Using the recently developed Thermodynamic DataBase DataBase (TDBDB),[26] one can easily identify popular alloy systems that have been repeatedly assessed, so that the Cauchy property can be tested. We have selected the many assessments of the Fe-Ti system[3,4,7,9,13,27] and of the Al-Cu system[6,14,20,22,28] that are available in the TDBDB and that can be parsed by OpenCalphad. We have used the Monte Carlo algorithm (Eq 2) with 2000 draws and a region bounded by 300 and 2000 K that covers the entire composition range.

Fig. 4
figure 4

Identification of “clusters” of assessments of the Fe-Ti system. The graph reports all distances between a given assessment and all other assessments. Assessments numbered 1 through 6 correspond to Ref 3, 47913 and 27, respectively. Assessments 4,5,6 are found to lie close to each other, within the 1% similarity threshold indicated a dashed line. A 2% threshold (dotted line) would also include assessment 3 in the cluster

Fig. 5
figure 5

Identification of “clusters” of assessments of the Al-Cu system. The graph reports all distances between a given assessment and all other assessments. Assessments numbered 1 through 6 correspond to Ref 6, 142028 and 22, respectively. Assessments 1,4,5 are found to lie close to each other, within the 1% similarity threshold indicated a dashed line

In Fig. 2, it can be seen that the distances between assessments do clearly decrease sharply over time, indicating that a consensus regarding the Fe-Ti phase diagram is steadily emerging. In contrast, in the Al-Cu system (shown in Fig. 3), it appears that disagreements have persisted for many years, although the two latest assessments reported in 2016[20,22] do seem to show good mutual agreement. This analysis implicitly assumes that even if a recent study re-uses older assessments, its authors consider it as the current state-of-the-art, so that this data set inherits the “time stamp” of its most recent (re)use.

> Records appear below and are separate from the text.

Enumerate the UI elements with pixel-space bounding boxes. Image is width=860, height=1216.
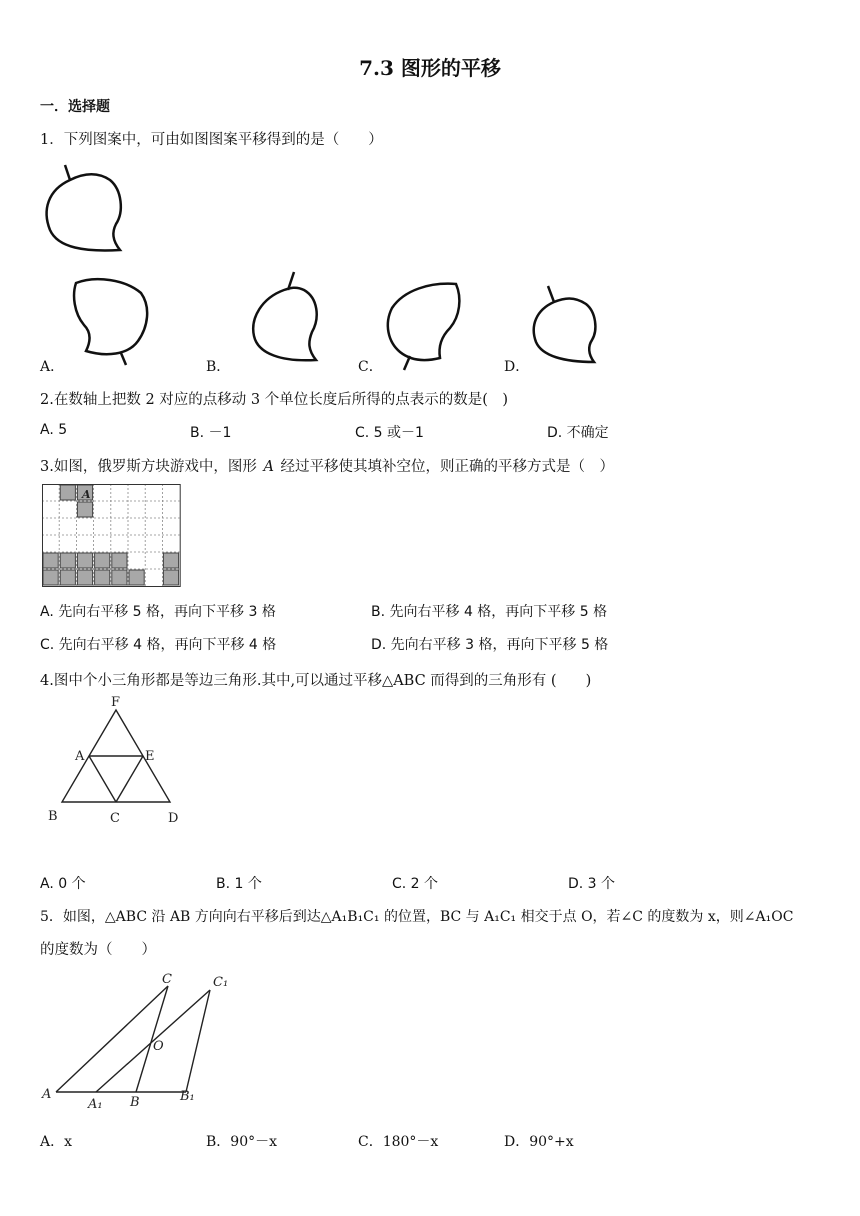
q2-option-c[interactable]: C. 5 或－1 bbox=[355, 425, 424, 441]
q1-option-b[interactable]: B． bbox=[206, 359, 231, 375]
tetris-cell bbox=[112, 553, 127, 568]
tetris-cell bbox=[77, 502, 92, 517]
tetris-cell bbox=[60, 570, 75, 585]
q2-option-d[interactable]: D. 不确定 bbox=[547, 425, 609, 441]
q1-option-d[interactable]: D． bbox=[504, 359, 530, 375]
q3-option-d[interactable]: D. 先向右平移 3 格，再向下平移 5 格 bbox=[371, 637, 609, 653]
question-5-text-line2: 的度数为（ ） bbox=[40, 942, 156, 958]
q5-option-d[interactable]: D．90°+x bbox=[504, 1134, 574, 1150]
tetris-cell bbox=[60, 553, 75, 568]
label-a: A bbox=[42, 1087, 52, 1102]
translation-triangle-figure bbox=[40, 972, 240, 1112]
tetris-cell bbox=[95, 553, 110, 568]
question-1-text: 1．下列图案中，可由如图图案平移得到的是（ ） bbox=[40, 132, 383, 148]
label-c: C bbox=[162, 972, 172, 987]
triangle-figure bbox=[44, 694, 184, 829]
q2-option-b[interactable]: B. －1 bbox=[190, 425, 232, 441]
leaf-option-b bbox=[232, 268, 327, 368]
q5-option-c[interactable]: C．180°－x bbox=[358, 1134, 439, 1150]
q3-option-c[interactable]: C. 先向右平移 4 格，再向下平移 4 格 bbox=[40, 637, 277, 653]
tetris-cell bbox=[129, 570, 144, 585]
label-b: B bbox=[48, 809, 58, 824]
q3-shape-label: A bbox=[263, 459, 274, 475]
section-heading: 一．选择题 bbox=[40, 99, 110, 115]
label-e: E bbox=[145, 749, 155, 764]
q5-option-a[interactable]: A．x bbox=[40, 1134, 73, 1150]
q3-option-a[interactable]: A. 先向右平移 5 格，再向下平移 3 格 bbox=[40, 604, 276, 620]
q4-option-b[interactable]: B. 1 个 bbox=[216, 876, 262, 892]
tetris-cell bbox=[112, 570, 127, 585]
q1-option-a[interactable]: A． bbox=[40, 359, 65, 375]
q4-option-d[interactable]: D. 3 个 bbox=[568, 876, 616, 892]
question-5-text-line1: 5．如图，△ABC 沿 AB 方向向右平移后到达△A₁B₁C₁ 的位置，BC 与 A₁C₁ 相交于点 O，若∠C 的度数为 x，则∠A₁OC bbox=[40, 909, 794, 925]
label-b1: B₁ bbox=[180, 1089, 195, 1104]
label-d: D bbox=[168, 811, 179, 826]
question-2-text: 2.在数轴上把数 2 对应的点移动 3 个单位长度后所得的点表示的数是( ) bbox=[40, 392, 509, 408]
tetris-cell bbox=[95, 570, 110, 585]
label-b: B bbox=[130, 1095, 140, 1110]
label-a1: A₁ bbox=[88, 1097, 103, 1112]
tetris-cell bbox=[43, 570, 58, 585]
q3-option-b[interactable]: B. 先向右平移 4 格，再向下平移 5 格 bbox=[371, 604, 608, 620]
q1-option-c[interactable]: C． bbox=[358, 359, 383, 375]
leaf-reference-figure bbox=[40, 160, 130, 260]
q3-text-before: 3.如图，俄罗斯方块游戏中，图形 bbox=[40, 459, 257, 475]
q4-option-c[interactable]: C. 2 个 bbox=[392, 876, 439, 892]
q3-text-after: 经过平移使其填补空位，则正确的平移方式是（ ） bbox=[280, 459, 615, 475]
tetris-cell bbox=[43, 553, 58, 568]
page-title: 7.3 图形的平移 bbox=[359, 56, 501, 80]
q4-option-a[interactable]: A. 0 个 bbox=[40, 876, 86, 892]
label-c1: C₁ bbox=[213, 975, 229, 990]
label-a: A bbox=[75, 749, 85, 764]
tetris-cell bbox=[163, 553, 178, 568]
label-c: C bbox=[110, 811, 120, 826]
tetris-cell bbox=[77, 553, 92, 568]
label-o: O bbox=[153, 1039, 164, 1054]
svg-text:A: A bbox=[82, 488, 91, 501]
leaf-option-d bbox=[526, 282, 611, 372]
question-4-text: 4.图中个小三角形都是等边三角形.其中,可以通过平移△ABC 而得到的三角形有 ( ) bbox=[40, 673, 592, 689]
tetris-cell bbox=[60, 485, 75, 500]
label-f: F bbox=[111, 695, 121, 710]
leaf-option-c bbox=[380, 280, 470, 375]
tetris-cell bbox=[77, 570, 92, 585]
tetris-cell bbox=[163, 570, 178, 585]
q2-option-a[interactable]: A. 5 bbox=[40, 422, 68, 438]
tetris-grid-figure bbox=[42, 484, 182, 588]
q5-option-b[interactable]: B．90°－x bbox=[206, 1134, 277, 1150]
question-3-text bbox=[40, 455, 614, 476]
leaf-option-a bbox=[66, 275, 156, 370]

We can also use our metric to identify clusters of work that report mutually consistent results. Figure 4 and 5 report all pairwise distances between the assessments. For a given similarity threshold (here 1 or 2%), one can find groups of assessments that lie close to each other, within that threshold. Encouragingly, these clusters seem to primarily consist of recent publications thus again suggesting an emerging consensus.

4 Conclusion

We have described a formal methodology to quantify, in a single figure-of-merit, the level of agreement between two phase diagrams. Our proposal not only satisfies the mathematical requirements of a norm or a metric, but also has a sound physical basis, is invariant to scaling of the graph axes, and is easy to compute via Monte Carlo sampling, with or without access to the thermodynamic model underlying each phase diagram. We illustrate its usefulness in a meta-analysis of a set of thermodynamic assessments in popular alloy systems, in an effort to determine whether the most current assessments have reached a consensus. Our metric may find applications in other areas as well, for instance, to report how well phase diagrams generated purely via ab initio methods agree with the corresponding experiments-based thermodynamic assessements.